Dine show displays breadth, versatility, and creativity

Appearing on Culture Concept site, July 2017

 

 

Jim Dine is sometimes categorised as a Pop artist but a new exhibition of his prints at the National Gallery Victoria (International) shows the real breadth and creativity of his work. Jim Dine: A Life in Print displays 100 works covering 45 years. The prints are part of a gift of 249 works donated by the artist to the NGV collection.

Dine originally became known as one of the group of New York artists including Jasper Johns and Robert Rauschenberg in the 1960s, although he never saw his work as ‘Pop’. But the grouping is understandable, as Dine often chose everyday objects as his subject matter. He produced, for example, a long series of prints of dressing gowns, originally derived from an advertisement.Dine Robes

At another level, he also produced extremely realistic drawings and prints of tools, such as hammers, saws, axes, and even nutcrackers. This interest in mechanical processes, which also informed his precise attitude towards printmaking, stemmed from his upbringing: he was raised by his grandparents, who owned a hardware store.
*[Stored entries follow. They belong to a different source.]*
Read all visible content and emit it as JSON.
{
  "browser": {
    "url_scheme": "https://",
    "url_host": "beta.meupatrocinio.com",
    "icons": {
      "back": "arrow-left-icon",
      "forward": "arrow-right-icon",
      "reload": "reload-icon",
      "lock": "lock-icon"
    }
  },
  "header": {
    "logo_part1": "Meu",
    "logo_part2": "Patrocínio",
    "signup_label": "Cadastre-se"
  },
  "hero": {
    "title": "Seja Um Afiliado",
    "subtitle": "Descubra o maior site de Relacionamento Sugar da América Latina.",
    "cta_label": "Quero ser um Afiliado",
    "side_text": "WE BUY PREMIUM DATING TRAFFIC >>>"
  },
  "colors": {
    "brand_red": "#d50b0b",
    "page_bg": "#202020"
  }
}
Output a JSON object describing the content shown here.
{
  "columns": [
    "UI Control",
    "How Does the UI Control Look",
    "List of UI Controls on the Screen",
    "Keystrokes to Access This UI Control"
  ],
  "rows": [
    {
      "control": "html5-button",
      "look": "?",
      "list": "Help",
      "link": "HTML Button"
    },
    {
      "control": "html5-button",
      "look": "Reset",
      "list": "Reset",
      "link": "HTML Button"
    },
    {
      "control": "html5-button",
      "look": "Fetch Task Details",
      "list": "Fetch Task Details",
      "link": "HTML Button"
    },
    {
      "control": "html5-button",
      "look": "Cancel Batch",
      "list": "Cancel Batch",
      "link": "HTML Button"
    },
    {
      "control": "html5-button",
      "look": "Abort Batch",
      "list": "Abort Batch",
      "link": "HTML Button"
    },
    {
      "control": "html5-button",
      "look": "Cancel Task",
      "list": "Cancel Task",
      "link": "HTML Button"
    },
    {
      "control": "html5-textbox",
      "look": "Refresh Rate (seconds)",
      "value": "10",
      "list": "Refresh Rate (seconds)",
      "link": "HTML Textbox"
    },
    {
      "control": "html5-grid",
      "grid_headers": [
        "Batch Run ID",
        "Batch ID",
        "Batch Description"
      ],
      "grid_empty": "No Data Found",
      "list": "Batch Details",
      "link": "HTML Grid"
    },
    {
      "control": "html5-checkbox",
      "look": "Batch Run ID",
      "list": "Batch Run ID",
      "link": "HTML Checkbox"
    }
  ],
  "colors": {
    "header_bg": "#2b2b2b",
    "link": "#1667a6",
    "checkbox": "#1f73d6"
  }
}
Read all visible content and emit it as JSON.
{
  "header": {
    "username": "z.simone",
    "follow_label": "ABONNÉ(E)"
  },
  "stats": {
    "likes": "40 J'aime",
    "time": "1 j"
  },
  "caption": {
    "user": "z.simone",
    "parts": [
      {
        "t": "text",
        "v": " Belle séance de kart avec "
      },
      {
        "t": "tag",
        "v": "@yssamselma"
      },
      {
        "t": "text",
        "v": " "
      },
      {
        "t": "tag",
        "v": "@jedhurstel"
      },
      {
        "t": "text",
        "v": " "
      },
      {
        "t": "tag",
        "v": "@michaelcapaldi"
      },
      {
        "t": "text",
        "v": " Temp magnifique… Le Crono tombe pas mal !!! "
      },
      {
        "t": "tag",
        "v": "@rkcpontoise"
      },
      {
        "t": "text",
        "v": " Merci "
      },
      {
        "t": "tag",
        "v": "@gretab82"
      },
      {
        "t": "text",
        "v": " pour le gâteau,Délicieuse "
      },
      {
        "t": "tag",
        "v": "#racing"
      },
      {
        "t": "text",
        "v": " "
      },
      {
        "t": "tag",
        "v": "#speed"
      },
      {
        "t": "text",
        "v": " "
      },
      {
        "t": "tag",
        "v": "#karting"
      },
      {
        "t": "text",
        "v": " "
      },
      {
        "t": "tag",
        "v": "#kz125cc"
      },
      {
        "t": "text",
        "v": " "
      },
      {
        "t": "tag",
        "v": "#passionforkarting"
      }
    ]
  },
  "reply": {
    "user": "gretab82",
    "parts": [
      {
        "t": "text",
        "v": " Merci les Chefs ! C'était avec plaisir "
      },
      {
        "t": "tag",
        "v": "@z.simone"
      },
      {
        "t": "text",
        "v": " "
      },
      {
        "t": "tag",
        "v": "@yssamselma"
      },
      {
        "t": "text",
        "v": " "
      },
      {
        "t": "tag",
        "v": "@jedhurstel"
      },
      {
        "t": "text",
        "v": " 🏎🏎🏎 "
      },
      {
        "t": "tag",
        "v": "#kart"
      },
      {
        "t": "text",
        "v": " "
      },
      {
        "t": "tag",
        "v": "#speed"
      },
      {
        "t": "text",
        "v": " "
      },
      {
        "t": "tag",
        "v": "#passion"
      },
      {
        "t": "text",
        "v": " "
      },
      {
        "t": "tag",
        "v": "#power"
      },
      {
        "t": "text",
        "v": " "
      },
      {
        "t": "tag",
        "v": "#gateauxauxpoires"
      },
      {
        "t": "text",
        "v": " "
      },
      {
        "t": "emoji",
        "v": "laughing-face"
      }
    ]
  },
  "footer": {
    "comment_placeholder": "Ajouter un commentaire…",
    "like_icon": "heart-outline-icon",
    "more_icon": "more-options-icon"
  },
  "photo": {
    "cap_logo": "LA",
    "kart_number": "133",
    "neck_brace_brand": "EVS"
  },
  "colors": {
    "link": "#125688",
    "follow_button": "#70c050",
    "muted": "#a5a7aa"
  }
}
However, as his work evolved through the 1980s he became more experimental, combining printing techniques to obtain certain effects and “interfering” (his word) in the printing process to produce one-off rather than replicated prints. He also began to use innovative materials. Blue Crommelynck Gate (1982) is a lithograph printed with black and silver ink on a surface painted with synthetic polymer, for instance. In this sense, Dine presaged the current trends of printmaking towards mono-prints and the fusion of commercial with fine art techniques.Blue Crommely Gate 1982

Along the way, Dine drew on subjects as varied as skulls, birds and the Eiffel Tower (he is now based in Paris) for prints and drawings. He has also produced portraits and self-portraits, usually as lithographs.

Even in his eighties, Dine continues to create prints, as well as paintings and sculptures. He has, he says, a wealth of ideas for new works and no plan to stop creating.

Dine self 2008 litho

 

 

The show Jim Dine: A Life in Print is on display at the NGV International until 15 October 2017.